"Mal varlığı tartışması" yargıya taşınıyor

ANKARA (İHA) - AK Parti ile CHP arasında süren "malvarlığı" tartışması yargıya taşınıyor.

Başbakan Recep Tayyip Erdoğan, kendisine "Kıvırtma, malvarlığını açıkla" diyen CHP Grup Başkan Vekili Haluk Koç'u mahkemeye veriyor. Hukukçularına dava dilekçesini hazırlamaları için talimat veren Erdoğan, kişilik haklarına hakaret ettiği gerekçesiyle Koç'tan yüklü miktarda tazminat isteyecek.

Maliye Bakanı Kemal Unakıtan'ın "Bir parti Genel Başkanı'nın hesabında 150 milyon YTL var" yönündeki açıklamasının ardından alevlenen malvarlığı tartışması şimdi de yargıya taşınıyor. Başbakan Erdoğan, hukukçu kurmaylarına talimat vererek CHP Genel Başkanı Deniz Baykal ve CHP kurmaylarının kendisine yönelik sözlerini incelemelerini istedi.
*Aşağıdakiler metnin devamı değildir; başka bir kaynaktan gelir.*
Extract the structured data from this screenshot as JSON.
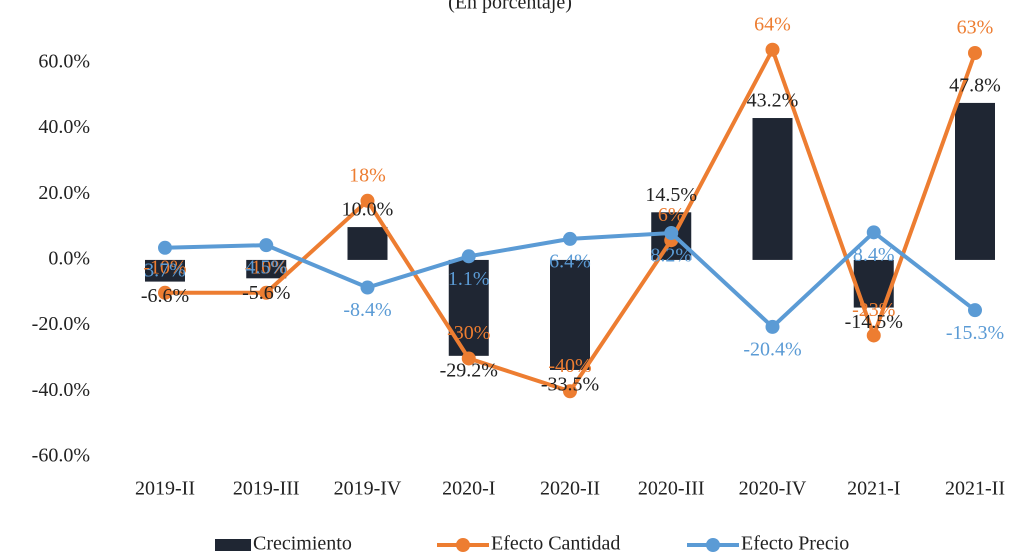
{
  "chart_data": {
    "type": "bar-line",
    "subtitle": "(En porcentaje)",
    "categories": [
      "2019-II",
      "2019-III",
      "2019-IV",
      "2020-I",
      "2020-II",
      "2020-III",
      "2020-IV",
      "2021-I",
      "2021-II"
    ],
    "series": [
      {
        "name": "Crecimiento",
        "type": "bar",
        "color": "#1f2633",
        "values": [
          -6.6,
          -5.6,
          10.0,
          -29.2,
          -33.5,
          14.5,
          43.2,
          -14.5,
          47.8
        ],
        "value_labels": [
          "-6.6%",
          "-5.6%",
          "10.0%",
          "-29.2%",
          "-33.5%",
          "14.5%",
          "43.2%",
          "-14.5%",
          "47.8%"
        ]
      },
      {
        "name": "Efecto Cantidad",
        "type": "line",
        "color": "#ed7d31",
        "values": [
          -10,
          -10,
          18,
          -30,
          -40,
          6,
          64,
          -23,
          63
        ],
        "value_labels": [
          "-10%",
          "-10%",
          "18%",
          "-30%",
          "-40%",
          "6%",
          "64%",
          "-23%",
          "63%"
        ]
      },
      {
        "name": "Efecto Precio",
        "type": "line",
        "color": "#5b9bd5",
        "values": [
          3.7,
          4.5,
          -8.4,
          1.1,
          6.4,
          8.2,
          -20.4,
          8.4,
          -15.3
        ],
        "value_labels": [
          "3.7%",
          "4.5%",
          "-8.4%",
          "1.1%",
          "6.4%",
          "8.2%",
          "-20.4%",
          "8.4%",
          "-15.3%"
        ]
      }
    ],
    "ylim": [
      -60,
      70
    ],
    "yticks": [
      {
        "value": -60,
        "label": "-60.0%"
      },
      {
        "value": -40,
        "label": "-40.0%"
      },
      {
        "value": -20,
        "label": "-20.0%"
      },
      {
        "value": 0,
        "label": "0.0%"
      },
      {
        "value": 20,
        "label": "20.0%"
      },
      {
        "value": 40,
        "label": "40.0%"
      },
      {
        "value": 60,
        "label": "60.0%"
      }
    ],
    "legend": "bottom",
    "grid": false
  }
}
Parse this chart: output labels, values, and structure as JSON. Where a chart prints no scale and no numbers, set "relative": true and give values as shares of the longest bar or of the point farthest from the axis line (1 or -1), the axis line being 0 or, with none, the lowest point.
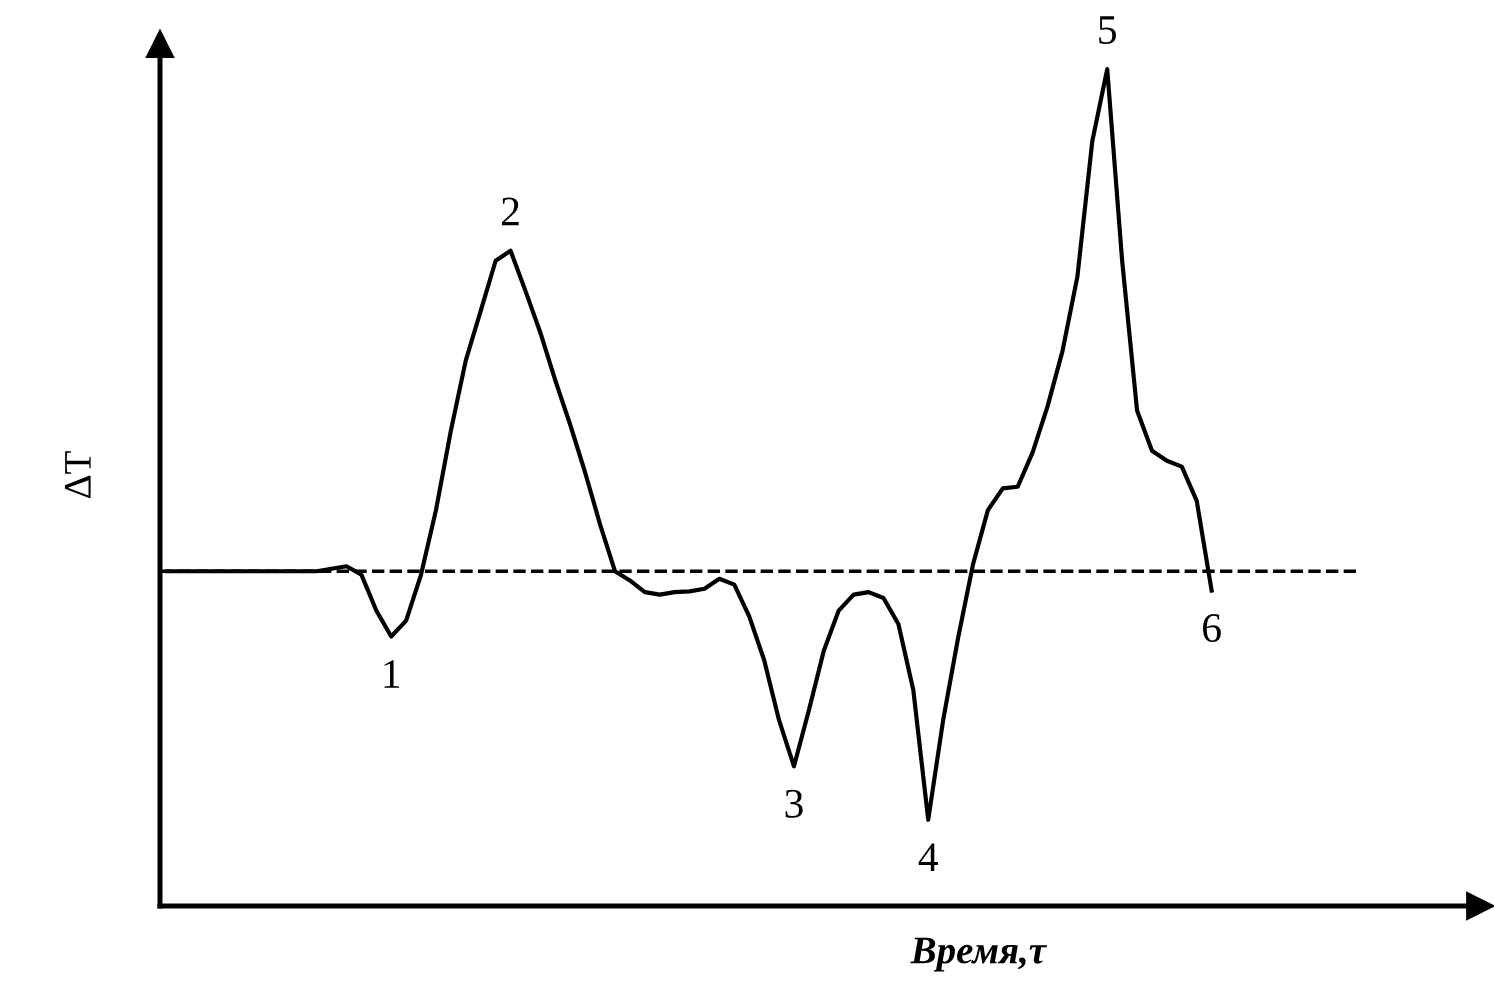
{
  "chart_data": {
    "type": "line",
    "relative": true,
    "xlabel": "Время,τ",
    "ylabel": "ΔT",
    "color": "#000000",
    "line_style": "solid",
    "categories": [
      null,
      null,
      null,
      null,
      null,
      null,
      null,
      null,
      null,
      null,
      null,
      null,
      null,
      null,
      null,
      null,
      null,
      null,
      null,
      null,
      null,
      null,
      null,
      null,
      null,
      null,
      null,
      null,
      null,
      null,
      null,
      null,
      null,
      null,
      null,
      null,
      null,
      null,
      null,
      null,
      null,
      null,
      null,
      null,
      null,
      null,
      null,
      null,
      null,
      null,
      null,
      null,
      null,
      null,
      null,
      null,
      null,
      null,
      null,
      null,
      null,
      null,
      null,
      null,
      null,
      null,
      null,
      null,
      null,
      null,
      null
    ],
    "values": [
      0.4,
      0.4,
      0.4,
      0.4,
      0.4,
      0.4,
      0.4,
      0.4,
      0.4,
      0.4,
      0.4,
      0.403,
      0.406,
      0.396,
      0.353,
      0.322,
      0.341,
      0.396,
      0.473,
      0.568,
      0.652,
      0.711,
      0.771,
      0.783,
      0.735,
      0.685,
      0.628,
      0.575,
      0.518,
      0.456,
      0.4,
      0.389,
      0.375,
      0.372,
      0.375,
      0.376,
      0.379,
      0.391,
      0.384,
      0.346,
      0.294,
      0.222,
      0.167,
      0.234,
      0.305,
      0.353,
      0.372,
      0.375,
      0.368,
      0.337,
      0.258,
      0.103,
      0.222,
      0.32,
      0.408,
      0.473,
      0.499,
      0.501,
      0.542,
      0.597,
      0.663,
      0.752,
      0.914,
      1,
      0.771,
      0.592,
      0.544,
      0.532,
      0.525,
      0.484,
      0.377
    ],
    "ref_lines": [
      {
        "axis": "y",
        "value": 0.4,
        "line_style": "dashed",
        "color": "#000000"
      }
    ],
    "annotations": [
      {
        "text": "1",
        "y": 0.322
      },
      {
        "text": "2",
        "y": 0.783
      },
      {
        "text": "3",
        "y": 0.167
      },
      {
        "text": "4",
        "y": 0.103
      },
      {
        "text": "5",
        "y": 1
      },
      {
        "text": "6",
        "y": 0.377
      }
    ]
  }
}
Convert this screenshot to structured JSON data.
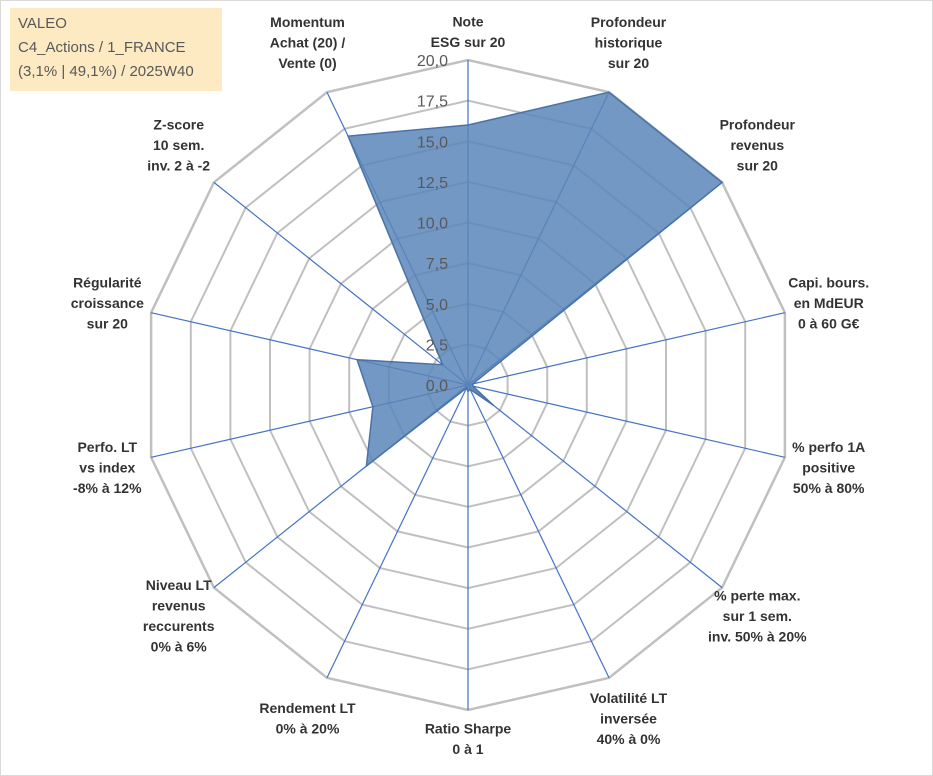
{
  "header": {
    "line1": "VALEO",
    "line2": "C4_Actions / 1_FRANCE",
    "line3": "(3,1% | 49,1%) / 2025W40"
  },
  "colors": {
    "grid": "#c0c0c0",
    "spoke": "#4472c4",
    "fill": "#5b86b8",
    "stroke": "#4a72a8"
  },
  "chart_data": {
    "type": "radar",
    "title": "",
    "r_min": 0,
    "r_max": 20,
    "ticks": [
      0,
      2.5,
      5,
      7.5,
      10,
      12.5,
      15,
      17.5,
      20
    ],
    "tick_labels": [
      "0,0",
      "2,5",
      "5,0",
      "7,5",
      "10,0",
      "12,5",
      "15,0",
      "17,5",
      "20,0"
    ],
    "axes": [
      {
        "lines": [
          "Note",
          "ESG sur 20"
        ]
      },
      {
        "lines": [
          "Profondeur",
          "historique",
          "sur 20"
        ]
      },
      {
        "lines": [
          "Profondeur",
          "revenus",
          "sur 20"
        ]
      },
      {
        "lines": [
          "Capi. bours.",
          "en MdEUR",
          "0 à 60 G€"
        ]
      },
      {
        "lines": [
          "% perfo 1A",
          "positive",
          "50% à 80%"
        ]
      },
      {
        "lines": [
          "% perte max.",
          "sur 1 sem.",
          "inv. 50% à 20%"
        ]
      },
      {
        "lines": [
          "Volatilité LT",
          "inversée",
          "40% à 0%"
        ]
      },
      {
        "lines": [
          "Ratio Sharpe",
          "0 à 1"
        ]
      },
      {
        "lines": [
          "Rendement LT",
          "0% à 20%"
        ]
      },
      {
        "lines": [
          "Niveau LT",
          "revenus",
          "reccurents",
          "0% à 6%"
        ]
      },
      {
        "lines": [
          "Perfo. LT",
          "vs index",
          "-8% à 12%"
        ]
      },
      {
        "lines": [
          "Régularité",
          "croissance",
          "sur 20"
        ]
      },
      {
        "lines": [
          "Z-score",
          "10 sem.",
          "inv. 2 à -2"
        ]
      },
      {
        "lines": [
          "Momentum",
          "Achat (20) /",
          "Vente (0)"
        ]
      }
    ],
    "values": [
      16.0,
      20.0,
      20.0,
      0.3,
      0.3,
      2.0,
      0.3,
      0.4,
      0.2,
      8.0,
      6.0,
      7.0,
      2.0,
      17.0
    ]
  }
}
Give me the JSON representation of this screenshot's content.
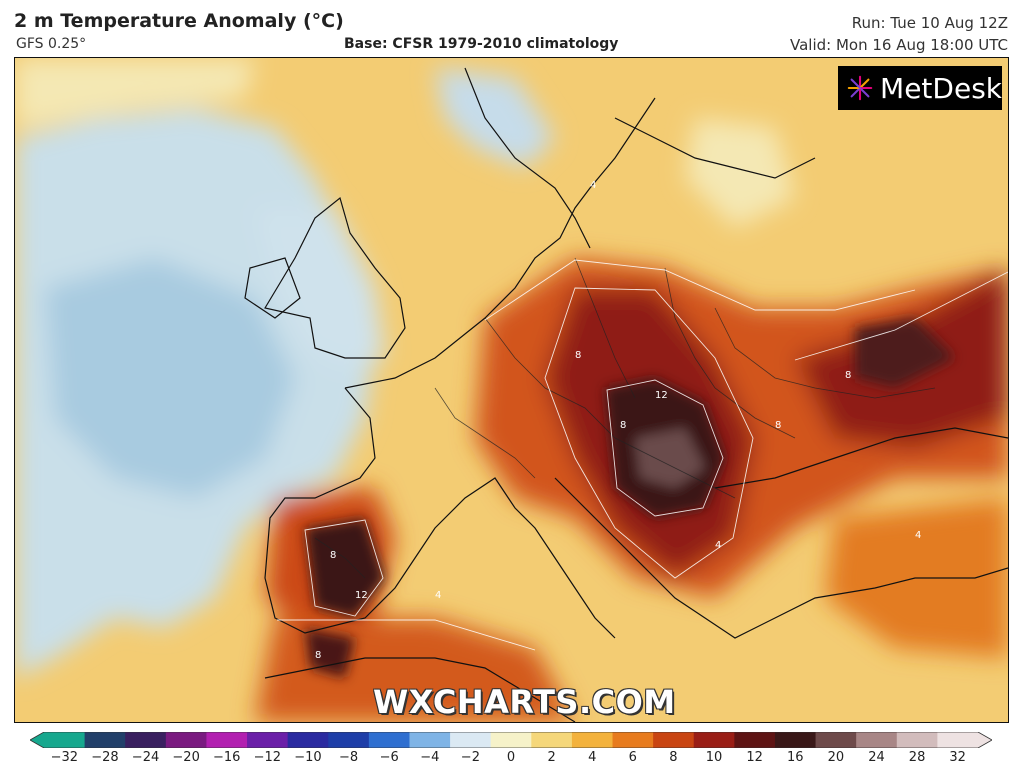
{
  "header": {
    "title": "2 m Temperature Anomaly (°C)",
    "model": "GFS 0.25°",
    "base": "Base: CFSR 1979-2010 climatology",
    "run": "Run: Tue 10 Aug 12Z",
    "valid": "Valid: Mon 16 Aug 18:00 UTC"
  },
  "logo": {
    "text": "MetDesk",
    "icon": "metdesk-burst-icon"
  },
  "watermark": "WXCHARTS.COM",
  "colorbar": {
    "ticks": [
      "−32",
      "−28",
      "−24",
      "−20",
      "−16",
      "−12",
      "−10",
      "−8",
      "−6",
      "−4",
      "−2",
      "0",
      "2",
      "4",
      "6",
      "8",
      "10",
      "12",
      "16",
      "20",
      "24",
      "28",
      "32"
    ],
    "colors": [
      "#17a88e",
      "#22406a",
      "#3a2060",
      "#7a1a80",
      "#b21fb0",
      "#6b1fa8",
      "#2a2aa0",
      "#1e3ea8",
      "#2f6fd0",
      "#7fb4e6",
      "#dbe9f3",
      "#f6f2c9",
      "#f5d77a",
      "#f3b23c",
      "#e77b1e",
      "#c94512",
      "#9a1e16",
      "#5e1414",
      "#3a1818",
      "#6e4a4a",
      "#a88686",
      "#d2bcbc",
      "#eee2e2"
    ]
  },
  "map": {
    "region": "Europe",
    "contour_labels": [
      "4",
      "8",
      "12"
    ]
  }
}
Erdoğan'ın talimatı üzerine harekete geçen Erdoğan'ın hukukçu kurmayı AK Parti Genel Başkan Yardımcısı Hayati Yazıcı ve avukatı Fatih Şahin, hazırlıkları son aşamaya getirdi. Başbakan Erdoğan, kendisini malvarlığını açıklamaktan kaçmaya çalışmakla suçlayan ve "Başbakan kıvırtıyor, kaçıyor" diyen Koç ile mahkemelik olacak.

Reklam
Reklam

Koç'un bu sözleri üzerine tazminat davası açmaya hazırlanan Başbakan Erdoğan, kişilik haklarına hakaret ettiği gerekçesiyle CHP Grup Başkan Vekili'nden yüklü miktarda tazminat isteyecek. Erdoğan'ın hukukçuları önümüzdeki günlerde dava dilekçesini hazırlayarak mahkemeye sunacak.

CHP Grup Başkan Vekili Haluk Koç, önceki gün Meclis'te düzenlediği basın toplantısında Başbakan Erdoğan'a yönelik şu eleştirilerde bulunmuştu:
"Başbakan kıvırtıyor, kaçıyor. İlk defa olmuyor. Başbakan'da unutkanlık alışkanlığı var. Herhalde, daha son düğünde takılan takıların muhasebesi yapılmadı. Dün bazıları anasının çıkınından kalanlarla malvarlığını açıklıyordu, bugünküler düğünlerde takılan takılarla açıklamaya çalışacaklar herhalde. İktidara, 'Bir lokma, bir hırka' diyerek geldiler. Binlerce lokma yediler, villalarda oturdular, ancak yine de doymadılar. 'Tüyü bitmemiş yetimin hakkını koruyacağız' dediler, ortada ne tüy kaldı, ne yetim. Türkiye'nin kurulu tesislerini, haraç-mezat sattılar. İktidardakilerin hepsi geçinememekten yakınıyor. Çocukları yaşamlarını zor kazanıyor. 'Ne olacak bu çocukların hali' diye Meclis kürsüsünden soruyorlar. Burs veren cömert işadamları olmasa çocuklar nasıl okuyacaklar? Villalara kaçak damgası vurulmasa nasıl barınacaklar, geçimlerini nasıl sağlayacaklar? Yazık değil mi bu yavrucaklara. Yazık değil mi Başbakan'ın, Maliye Bakanı'nın yavrucaklarına. Bizimkiler Davos'ta dünya zenginlerinin sofralarında, herhalde bireysel zengin olmanın yollarını öğreniyor. Sofra arkadaşları Oferler, Saroslar, dünya şirketlerinin CEO'ları. Ülke pazarlamasının adeta doktorasını yapıyorlar Davos'ta, mastırı burada yaptılar".